Vor dem Hintergrund der sich aus § 135 Abs. 6 AktG ergebenden Wertung und der nicht eindeutigen, unklaren gesetzlichen Regelung ist § 135 Abs. 2 S. 3 und 4 AktG als bloße Ordnungsvorschrift anzusehen, deren Verletzung eine Anfechtbarkeit des gefassten Hauptversammlungsbeschlusses nicht begründen kann.
Verfahrensgang
LG München I (Beschluss vom 24.04.2008; Aktenzeichen 5 HKO 23244/07) |
Tenor
I. Die sofortigen Beschwerden gegen den Beschluss des LG München I vom 24.4.2008, Az: 5 HK O 23244/07, werden zurückgewiesen, der Beschluss des LG München I bleibt in der Fassung, die er durch die Abhilfeentscheidung vom 30.7.2008 erlangt hat, aufrecht erhalten.
II. Die Beschwerdeführer und die Nebenintervenientin zu 1) tragen die Kosten des Beschwerdeverfahrens.
III. Der Nebenintervenient zu 2) trägt die Kosten seiner Nebenintervention selbst.

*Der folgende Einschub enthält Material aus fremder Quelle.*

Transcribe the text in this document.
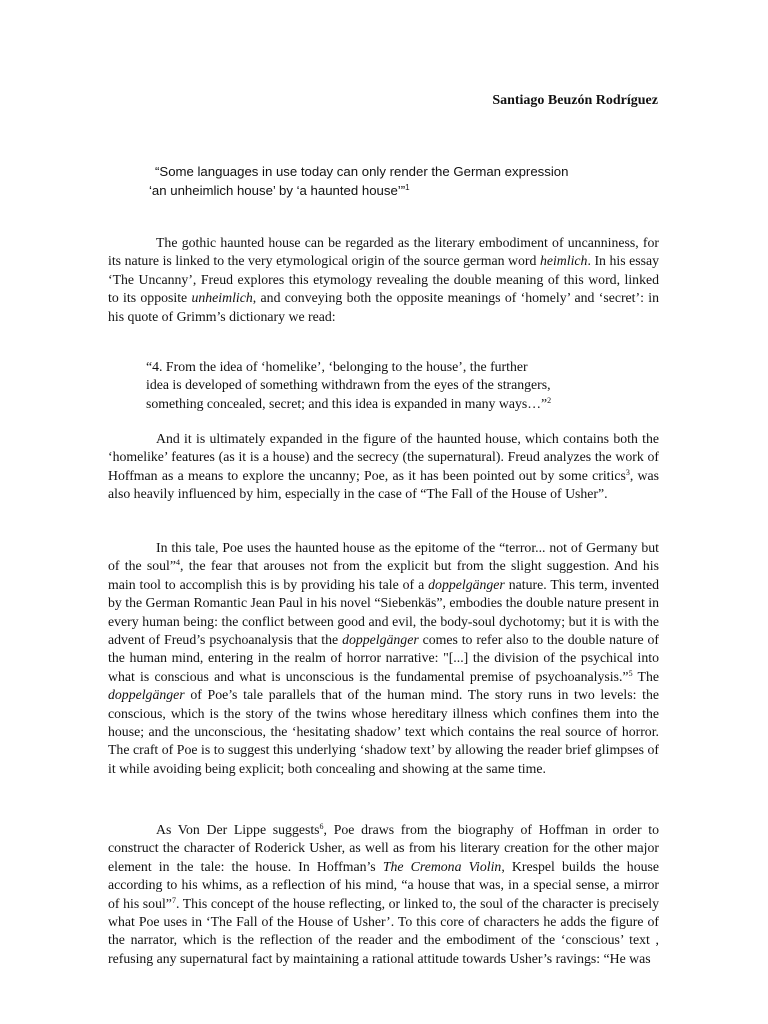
Santiago Beuzón Rodríguez
“Some languages in use today can only render the German expression
‘an unheimlich house’ by ‘a haunted house’”$^1$

The gothic haunted house can be regarded as the literary embodiment of uncanniness, for its nature is linked to the very etymological origin of the source german word heimlich. In his essay ‘The Uncanny’, Freud explores this etymology revealing the double meaning of this word, linked to its opposite unheimlich, and conveying both the opposite meanings of ‘homely’ and ‘secret’: in his quote of Grimm’s dictionary we read:

“4. From the idea of ‘homelike’, ‘belonging to the house’, the further
idea is developed of something withdrawn from the eyes of the strangers,
something concealed, secret; and this idea is expanded in many ways…”$^2$

And it is ultimately expanded in the figure of the haunted house, which contains both the ‘homelike’ features (as it is a house) and the secrecy (the supernatural). Freud analyzes the work of Hoffman as a means to explore the uncanny; Poe, as it has been pointed out by some critics$^3$, was also heavily influenced by him, especially in the case of “The Fall of the House of Usher”.

In this tale, Poe uses the haunted house as the epitome of the “terror... not of Germany but of the soul”$^4$, the fear that arouses not from the explicit but from the slight suggestion. And his main tool to accomplish this is by providing his tale of a doppelgänger nature. This term, invented by the German Romantic Jean Paul in his novel “Siebenkäs”, embodies the double nature present in every human being: the conflict between good and evil, the body-soul dychotomy; but it is with the advent of Freud’s psychoanalysis that the doppelgänger comes to refer also to the double nature of the human mind, entering in the realm of horror narrative: "[...] the division of the psychical into what is conscious and what is unconscious is the fundamental premise of psychoanalysis.”$^5$ The doppelgänger of Poe’s tale parallels that of the human mind. The story runs in two levels: the conscious, which is the story of the twins whose hereditary illness which confines them into the house; and the unconscious, the ‘hesitating shadow’ text which contains the real source of horror. The craft of Poe is to suggest this underlying ‘shadow text’ by allowing the reader brief glimpses of it while avoiding being explicit; both concealing and showing at the same time.

As Von Der Lippe suggests$^6$, Poe draws from the biography of Hoffman in order to construct the character of Roderick Usher, as well as from his literary creation for the other major element in the tale: the house. In Hoffman’s The Cremona Violin, Krespel builds the house according to his whims, as a reflection of his mind, “a house that was, in a special sense, a mirror of his soul”$^7$. This concept of the house reflecting, or linked to, the soul of the character is precisely what Poe uses in ‘The Fall of the House of Usher’. To this core of characters he adds the figure of the narrator, which is the reflection of the reader and the embodiment of the ‘conscious’ text , refusing any supernatural fact by maintaining a rational attitude towards Usher’s ravings: “He was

IV. Der Streitwert des Beschwerdeverfahrens wird auf 500.000 EUR festgesetzt.
Gründe
A. Die 130. ordentliche Hauptversammlung der Antragstellerin und Beschwerdegegnerin vom 26./27.6.2007 beschloss zu Tagesordnungspunkt 8, die Aktien der Minderheitsaktionäre der Beschwerdegegnerin gemäß dem Verfahren zum Ausschluss von Minderheitsaktionären nach §§ 327a ff. AktG gegen Gewährung einer Barabfindung von 38,26 EUR je Stückaktie der Antragstellerin auf den Hauptaktionär, die U. C ... (heute: U. C ..., im Folgenden: "U. C.") zu übertragen. Gegen den Übertragungsbeschluss haben insgesamt 125 Aktionäre Anfechtungsklagen beim LG München I erhoben. Die Verfahren sind verbunden und dort unter dem Aktenzeichen 5 HK O 12861/07 anhängig. Die Beschwerdegegnerin hat wegen der Anfechtungsklagen am 7.12.2007 das vorliegende Freigabeverfahren nach § 327e Abs. 2 AktG i.V.m. § 319 Abs. 6 S. 1 AktG eingeleitet. Das LG München I hat durch Beschluss vom 24.4.2008 dem Freigabeantrag stattgegeben und festgestellt, dass die von den Beschwerdeführern vor dem LG München I gegen den Squeeze-out Beschluss erhobenen Anfechtungs-/Nichtigkeitsklagen dessen Eintragung in das Handelsregister nicht entgegenstehen.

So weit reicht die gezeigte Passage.